Sumário:1. Introdução. 2. O ensino superior como serviço público federal. 3. A natureza do diploma. 4. A imunidade constitucional – tributária e administrativa. 5. O diploma como condição para o exercício de direitos constitucionais. 6. Conclusão. 7. Bibliografia.


1. Introdução

O propósito do presente artigo é demonstrar a inconstitucionalidade da chamada "taxa de diploma".

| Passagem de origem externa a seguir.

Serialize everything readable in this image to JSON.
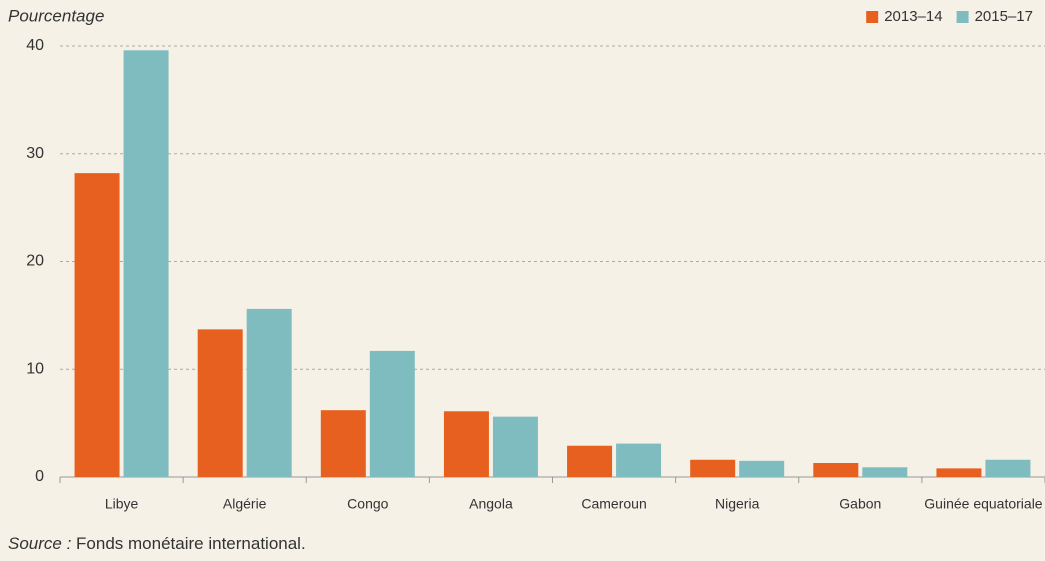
{
  "chart_data": {
    "type": "bar",
    "y_axis_label": "Pourcentage",
    "categories": [
      "Libye",
      "Algérie",
      "Congo",
      "Angola",
      "Cameroun",
      "Nigeria",
      "Gabon",
      "Guinée equatoriale"
    ],
    "series": [
      {
        "name": "2013–14",
        "color": "#e8601f",
        "values": [
          28.2,
          13.7,
          6.2,
          6.1,
          2.9,
          1.6,
          1.3,
          0.8
        ]
      },
      {
        "name": "2015–17",
        "color": "#7fbcc0",
        "values": [
          39.6,
          15.6,
          11.7,
          5.6,
          3.1,
          1.5,
          0.9,
          1.6
        ]
      }
    ],
    "ylim": [
      0,
      40
    ],
    "yticks": [
      0,
      10,
      20,
      30,
      40
    ],
    "grid": true,
    "legend": "top-right",
    "source_label": "Source :",
    "source_text": "Fonds monétaire international."
  }
}
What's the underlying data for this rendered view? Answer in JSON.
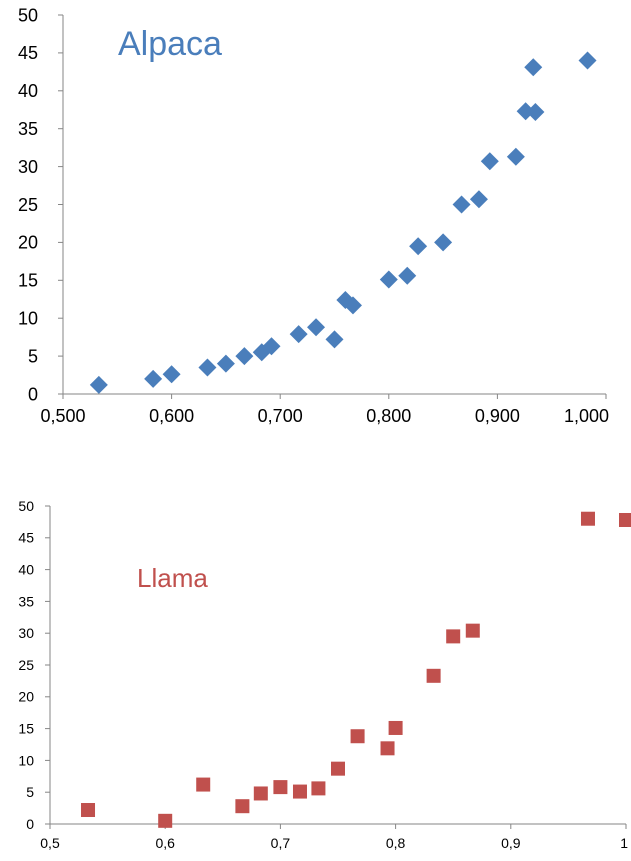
{
  "chart_data": [
    {
      "type": "scatter",
      "annotation": "Alpaca",
      "color": "#4A7EBB",
      "marker": "diamond",
      "xlim": [
        0.5,
        1.0
      ],
      "ylim": [
        0,
        50
      ],
      "xticks": [
        "0,500",
        "0,600",
        "0,700",
        "0,800",
        "0,900",
        "1,000"
      ],
      "yticks": [
        "0",
        "5",
        "10",
        "15",
        "20",
        "25",
        "30",
        "35",
        "40",
        "45",
        "50"
      ],
      "grid": false,
      "points": [
        {
          "x": 0.533,
          "y": 1.2
        },
        {
          "x": 0.583,
          "y": 2.0
        },
        {
          "x": 0.6,
          "y": 2.6
        },
        {
          "x": 0.633,
          "y": 3.5
        },
        {
          "x": 0.65,
          "y": 4.0
        },
        {
          "x": 0.667,
          "y": 5.0
        },
        {
          "x": 0.683,
          "y": 5.5
        },
        {
          "x": 0.692,
          "y": 6.3
        },
        {
          "x": 0.717,
          "y": 7.9
        },
        {
          "x": 0.733,
          "y": 8.8
        },
        {
          "x": 0.75,
          "y": 7.2
        },
        {
          "x": 0.76,
          "y": 12.4
        },
        {
          "x": 0.767,
          "y": 11.7
        },
        {
          "x": 0.8,
          "y": 15.1
        },
        {
          "x": 0.817,
          "y": 15.6
        },
        {
          "x": 0.827,
          "y": 19.5
        },
        {
          "x": 0.85,
          "y": 20.0
        },
        {
          "x": 0.867,
          "y": 25.0
        },
        {
          "x": 0.883,
          "y": 25.7
        },
        {
          "x": 0.893,
          "y": 30.7
        },
        {
          "x": 0.917,
          "y": 31.3
        },
        {
          "x": 0.926,
          "y": 37.3
        },
        {
          "x": 0.933,
          "y": 43.1
        },
        {
          "x": 0.935,
          "y": 37.2
        },
        {
          "x": 0.983,
          "y": 44.0
        }
      ]
    },
    {
      "type": "scatter",
      "annotation": "Llama",
      "color": "#C0504D",
      "marker": "square",
      "xlim": [
        0.5,
        1.0
      ],
      "ylim": [
        0,
        50
      ],
      "xticks": [
        "0,5",
        "0,6",
        "0,7",
        "0,8",
        "0,9",
        "1"
      ],
      "yticks": [
        "0",
        "5",
        "10",
        "15",
        "20",
        "25",
        "30",
        "35",
        "40",
        "45",
        "50"
      ],
      "grid": false,
      "points": [
        {
          "x": 0.533,
          "y": 2.2
        },
        {
          "x": 0.6,
          "y": 0.5
        },
        {
          "x": 0.633,
          "y": 6.2
        },
        {
          "x": 0.667,
          "y": 2.8
        },
        {
          "x": 0.683,
          "y": 4.8
        },
        {
          "x": 0.7,
          "y": 5.8
        },
        {
          "x": 0.717,
          "y": 5.1
        },
        {
          "x": 0.733,
          "y": 5.6
        },
        {
          "x": 0.75,
          "y": 8.7
        },
        {
          "x": 0.767,
          "y": 13.8
        },
        {
          "x": 0.793,
          "y": 11.9
        },
        {
          "x": 0.8,
          "y": 15.1
        },
        {
          "x": 0.833,
          "y": 23.3
        },
        {
          "x": 0.85,
          "y": 29.5
        },
        {
          "x": 0.867,
          "y": 30.4
        },
        {
          "x": 0.967,
          "y": 48.0
        },
        {
          "x": 1.0,
          "y": 47.8
        }
      ]
    }
  ]
}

A referida "taxa" tem sido impugnada em diversos Estados do Brasil, tanto pelo Ministério Público Federal quanto pelos próprios bacharéis que são seus destinatários. Tal questionamento, em geral, tem se focado no exame das normas gerais do ensino superior, editadas pelos órgãos competentes da União. A tese que vem prevalecendo é a de que a despesa com o diploma é uma despesa ordinária da instituição de ensino, sendo já coberta pelo pagamento das mensalidades, não podendo dar ensejo ao pagamento de "taxa", que somente se legitimaria para arcar com despesas extraordinárias, que fogem do âmbito comum da relação de ensino.

Propomos, porém, que a quaestio iuris seja analisada não somente a partir das normas administrativas, ou mesmo das normas legais, mas sim, e principalmente, pelo exame de preceitos constitucionais. Fomos levados a essa direção pela percepção de que diversos direitos fundamentais têm seu gozo embaraçado em razão da ausência de expedição do diploma de bacharel, direitos como os de exercício profissional e o de acesso a cargos públicos, por meio de concurso público.

O primeiro alicerce de nossa visão constitucional está na constatação de que o ensino superior é serviço público federal e de que as instituições privadas, quando exploram essa atividade, são delegadas desse serviço público federal e, como tais, devem ser responsabilizadas, mormente quando estorvam direitos fundamentais do cidadão, atraindo, nesse caso, com muito mais razão, a indeclinável atuação do Ministério Público Federal, por força de expressa previsão na LOMPU (art. 39, III e IV, da LC 75/93). É por onde começaremos nosso estudo.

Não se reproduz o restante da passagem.